January 02, 2015

We need bank regulators to be more like lions and less like scared of mice kittens.

Sir, Ralph Atkins’ writes that “Across most of the Eurozone governments can borrow at historically low costs” and I wonder whether he is not comparing apples with oranges, “Financial system is a flighty animal in search of its inner lion” January 2.

The low interest costs he sees are not all the costs there are. The current risk weighted capital requirements for banks, which so much favor bank lending to the “infallible sovereigns”, have introduced huge distortions, which guarantee that capital will not be allocated efficiently; and which final costs could be equally humongous.

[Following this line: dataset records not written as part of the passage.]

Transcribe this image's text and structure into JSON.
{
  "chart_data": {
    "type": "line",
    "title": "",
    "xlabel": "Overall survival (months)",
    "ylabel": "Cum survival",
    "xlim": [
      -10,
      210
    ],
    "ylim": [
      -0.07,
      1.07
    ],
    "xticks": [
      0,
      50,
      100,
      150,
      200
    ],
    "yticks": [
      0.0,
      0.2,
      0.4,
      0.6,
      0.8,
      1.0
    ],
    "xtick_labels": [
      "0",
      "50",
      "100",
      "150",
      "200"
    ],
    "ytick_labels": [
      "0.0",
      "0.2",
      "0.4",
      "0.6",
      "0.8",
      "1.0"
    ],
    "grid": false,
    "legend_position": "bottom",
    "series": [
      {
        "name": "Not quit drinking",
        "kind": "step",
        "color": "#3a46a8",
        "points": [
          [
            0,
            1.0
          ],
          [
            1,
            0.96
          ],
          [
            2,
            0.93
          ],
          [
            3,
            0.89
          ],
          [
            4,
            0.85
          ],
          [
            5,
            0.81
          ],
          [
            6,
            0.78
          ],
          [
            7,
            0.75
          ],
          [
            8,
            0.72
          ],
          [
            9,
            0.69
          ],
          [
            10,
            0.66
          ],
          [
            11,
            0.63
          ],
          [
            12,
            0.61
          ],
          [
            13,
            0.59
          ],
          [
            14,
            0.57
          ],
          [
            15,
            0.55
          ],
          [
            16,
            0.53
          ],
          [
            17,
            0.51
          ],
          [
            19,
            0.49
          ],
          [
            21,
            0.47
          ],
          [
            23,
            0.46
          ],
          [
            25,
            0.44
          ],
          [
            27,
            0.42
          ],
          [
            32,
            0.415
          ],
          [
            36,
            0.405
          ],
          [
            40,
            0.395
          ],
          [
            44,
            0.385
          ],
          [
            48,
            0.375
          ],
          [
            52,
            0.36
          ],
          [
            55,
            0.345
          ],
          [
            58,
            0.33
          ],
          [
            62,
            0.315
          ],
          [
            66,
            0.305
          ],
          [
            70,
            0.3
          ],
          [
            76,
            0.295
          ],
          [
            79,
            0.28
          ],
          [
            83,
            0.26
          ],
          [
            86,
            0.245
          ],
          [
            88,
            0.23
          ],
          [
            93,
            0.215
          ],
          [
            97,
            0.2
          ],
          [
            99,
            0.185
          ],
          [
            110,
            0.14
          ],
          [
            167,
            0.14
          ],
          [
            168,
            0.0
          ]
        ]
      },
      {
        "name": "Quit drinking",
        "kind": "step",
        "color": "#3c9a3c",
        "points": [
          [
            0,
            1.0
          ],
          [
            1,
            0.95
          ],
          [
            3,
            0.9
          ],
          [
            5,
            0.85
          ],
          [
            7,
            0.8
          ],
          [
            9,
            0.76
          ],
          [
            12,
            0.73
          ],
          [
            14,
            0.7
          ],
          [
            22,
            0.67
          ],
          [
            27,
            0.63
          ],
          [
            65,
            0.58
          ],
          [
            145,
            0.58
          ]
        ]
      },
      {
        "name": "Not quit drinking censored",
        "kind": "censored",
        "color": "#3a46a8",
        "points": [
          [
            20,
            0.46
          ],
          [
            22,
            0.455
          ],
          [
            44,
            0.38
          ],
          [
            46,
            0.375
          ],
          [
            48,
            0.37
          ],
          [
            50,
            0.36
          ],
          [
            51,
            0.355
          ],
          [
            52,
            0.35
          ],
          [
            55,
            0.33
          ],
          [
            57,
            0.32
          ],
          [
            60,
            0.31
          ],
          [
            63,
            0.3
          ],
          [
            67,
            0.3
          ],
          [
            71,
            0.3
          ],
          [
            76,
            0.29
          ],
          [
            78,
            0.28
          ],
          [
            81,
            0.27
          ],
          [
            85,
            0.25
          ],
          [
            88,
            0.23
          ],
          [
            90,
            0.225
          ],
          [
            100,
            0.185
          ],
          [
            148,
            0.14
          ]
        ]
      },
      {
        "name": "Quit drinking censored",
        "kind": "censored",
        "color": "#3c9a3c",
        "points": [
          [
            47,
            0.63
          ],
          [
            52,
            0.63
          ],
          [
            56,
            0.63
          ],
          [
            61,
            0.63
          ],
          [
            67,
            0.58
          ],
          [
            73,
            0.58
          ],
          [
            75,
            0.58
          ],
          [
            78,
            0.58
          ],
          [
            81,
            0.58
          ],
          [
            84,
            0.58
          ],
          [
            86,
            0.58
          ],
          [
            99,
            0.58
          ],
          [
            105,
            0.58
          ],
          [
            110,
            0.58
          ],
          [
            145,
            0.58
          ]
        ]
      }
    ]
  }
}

He should ask a Greek. Had banks needed to hold as much capital when lending to Greece’s government than what they needed to hold when lending to a small Greek business, then Greece would not have suffered such a build up of excessive sovereign debt and would not be in the mess it is in.

Today, in FT’s and Atkins’ Britain the interest rates on Britain’s public debt is being subsidized by many small businesses or entrepreneurs, through by paying higher relative interest rates or by having less access to bank credit… let us pray the costs of that will be manageable.

Sir, Atkins has no business asking the financial system for its inner lion, when so many problems derive from that regulators have turned into kittens so risk adverse they do not even dare to chase mice.

That this kitten has been able to tame the western markets making them lose “much of their lion-like abilities” should evidence the dangers of empowering kittens with too much regulatory powers.